Laut den Seiten hier
http://www.testfreaks.de/mainboards/ecs-elitegroup-rc410-m2-v3-0/
http://www.memoryx.net/rc410m2.html

unterstützt dein Mainboard maximal 2 GB RAM. Ich würde dir 2x 1GB RAM empfehlen, aber maximal eben 667er.


----------



## THEDiximaster (11. Oktober 2008)

*AW: Acer Aspire E500-997D Arbeitsspeicher aufrüsten*

Alles klar danke!

ich hab schon ne stunde gegoogelt und nichts gefunden, deswegen auch danke für die seiten!

Gruss

Dixi


----------



## fiumpf (11. Oktober 2008)

*AW: Acer Aspire E500-997D Arbeitsspeicher aufrüsten*



			
				THEDiximaster am 11.10.2008 18:27 schrieb:
			
		

> ich hab schon ne stunde gegoogelt und nichts gefunden


Kleiner Tip zum Googlen:

Du wolltest Eigenschaften deines Mainboards wissen. Informationen hierzu findet man:
a) beim Hersteller
b) in online-Shops
c) auf Testbericht-Seiten wie z.B. ciao.de

Bei Google die Modellbezeichnugn eingeben (ECS RC410-M2) und dann noch Test, Shop, Preisvergleich, ....
Damit bekommt man für deine Frage die bestmöglichsten Resultate.


----------



## THEDiximaster (12. Oktober 2008)

*AW: Acer Aspire E500-997D Arbeitsspeicher aufrüsten*

Versuch mal bei Acer infos zu dem teil zu finden 

bei meinem anderen board hab ich damit auch kein problem gehabt, aber bei dem acer ding......


----------



## THEDiximaster (16. Oktober 2008)

*AW: Acer Aspire E500-997D Arbeitsspeicher aufrüsten*

ich hab mir ejtzt einen 2gb riegel dazu gekauft.
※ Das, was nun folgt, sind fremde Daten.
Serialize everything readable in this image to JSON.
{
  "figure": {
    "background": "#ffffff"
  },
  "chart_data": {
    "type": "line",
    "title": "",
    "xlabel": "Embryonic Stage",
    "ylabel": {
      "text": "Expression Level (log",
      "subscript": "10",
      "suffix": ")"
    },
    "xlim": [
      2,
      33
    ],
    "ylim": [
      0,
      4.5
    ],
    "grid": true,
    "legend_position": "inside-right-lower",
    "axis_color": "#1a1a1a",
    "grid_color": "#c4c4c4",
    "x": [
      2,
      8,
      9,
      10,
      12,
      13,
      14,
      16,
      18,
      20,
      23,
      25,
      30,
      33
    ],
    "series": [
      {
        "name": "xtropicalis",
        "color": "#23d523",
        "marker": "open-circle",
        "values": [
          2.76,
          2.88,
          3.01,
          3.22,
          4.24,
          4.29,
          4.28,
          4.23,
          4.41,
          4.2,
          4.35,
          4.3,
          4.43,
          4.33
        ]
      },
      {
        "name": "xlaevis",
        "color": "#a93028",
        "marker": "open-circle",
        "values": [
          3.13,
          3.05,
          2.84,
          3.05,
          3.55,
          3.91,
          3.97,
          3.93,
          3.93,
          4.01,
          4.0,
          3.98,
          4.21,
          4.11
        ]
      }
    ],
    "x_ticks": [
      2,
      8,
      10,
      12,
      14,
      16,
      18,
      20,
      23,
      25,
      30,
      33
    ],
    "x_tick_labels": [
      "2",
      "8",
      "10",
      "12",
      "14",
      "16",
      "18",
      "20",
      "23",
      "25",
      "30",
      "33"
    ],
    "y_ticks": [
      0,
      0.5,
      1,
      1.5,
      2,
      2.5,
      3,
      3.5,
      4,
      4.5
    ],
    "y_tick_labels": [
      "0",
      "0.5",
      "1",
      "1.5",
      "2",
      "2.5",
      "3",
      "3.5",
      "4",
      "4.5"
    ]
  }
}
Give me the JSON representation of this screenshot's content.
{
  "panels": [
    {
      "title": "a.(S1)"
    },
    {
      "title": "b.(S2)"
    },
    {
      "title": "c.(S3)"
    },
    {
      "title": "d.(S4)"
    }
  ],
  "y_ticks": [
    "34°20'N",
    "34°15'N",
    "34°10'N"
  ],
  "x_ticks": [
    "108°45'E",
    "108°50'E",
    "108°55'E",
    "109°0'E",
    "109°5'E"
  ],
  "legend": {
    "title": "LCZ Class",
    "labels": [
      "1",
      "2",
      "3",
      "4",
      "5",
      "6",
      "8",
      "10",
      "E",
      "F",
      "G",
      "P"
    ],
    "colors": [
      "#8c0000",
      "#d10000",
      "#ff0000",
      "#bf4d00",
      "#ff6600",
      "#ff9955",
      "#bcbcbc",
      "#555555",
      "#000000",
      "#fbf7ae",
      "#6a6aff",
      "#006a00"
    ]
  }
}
wenn ich den alleine dazutue bootet mein rechner nicht mehr.
wenn ich allerdings den alten 512er dazu stecke funktioniert alles, und es werden auch 2gb angezeigt (die man auch sehr gut merkt)

der 2gb riegel hat halt nur eine taktrate von 800 anstatt 677. der verkäufer meinte aber der würde sich automatisch runtertakten (tut er ja auch wenn der 512 drin is). ist ja auch besser ne höhere tkatrate zu enhmen so kann ich die vllt nochmal in nem andrern pc verwenden.

aber benötigt mein motherboard einen riegel, um den einen anzupassen?

fänd ich ehct intressant zu wissen^^

Gruss

Dixi


----------



## Herbboy (16. Oktober 2008)

*AW: Acer Aspire E500-997D Arbeitsspeicher aufrüsten*



			
				THEDiximaster am 16.10.2008 23:03 schrieb:
			
		

> ich hab mir ejtzt einen 2gb riegel dazu gekauft.
> 
> wenn ich den alleine dazutue bootet mein rechner nicht mehr.
> wenn ich allerdings den alten 512er dazu stecke funktioniert alles, und es werden auch 2gb angezeigt (die man auch sehr gut merkt)
> ...




also, GANZ alleine geht es nicht mit dem 2GB? manche boards haben halt doch probleme, einen 800er dann runterzutakten... wenn möglich, dann hol lieber doch nen 667er, sofern es dich stört, dass du nen 512er drinhaben "musst". wenn es dich nicht stört, dann lass es einfach so.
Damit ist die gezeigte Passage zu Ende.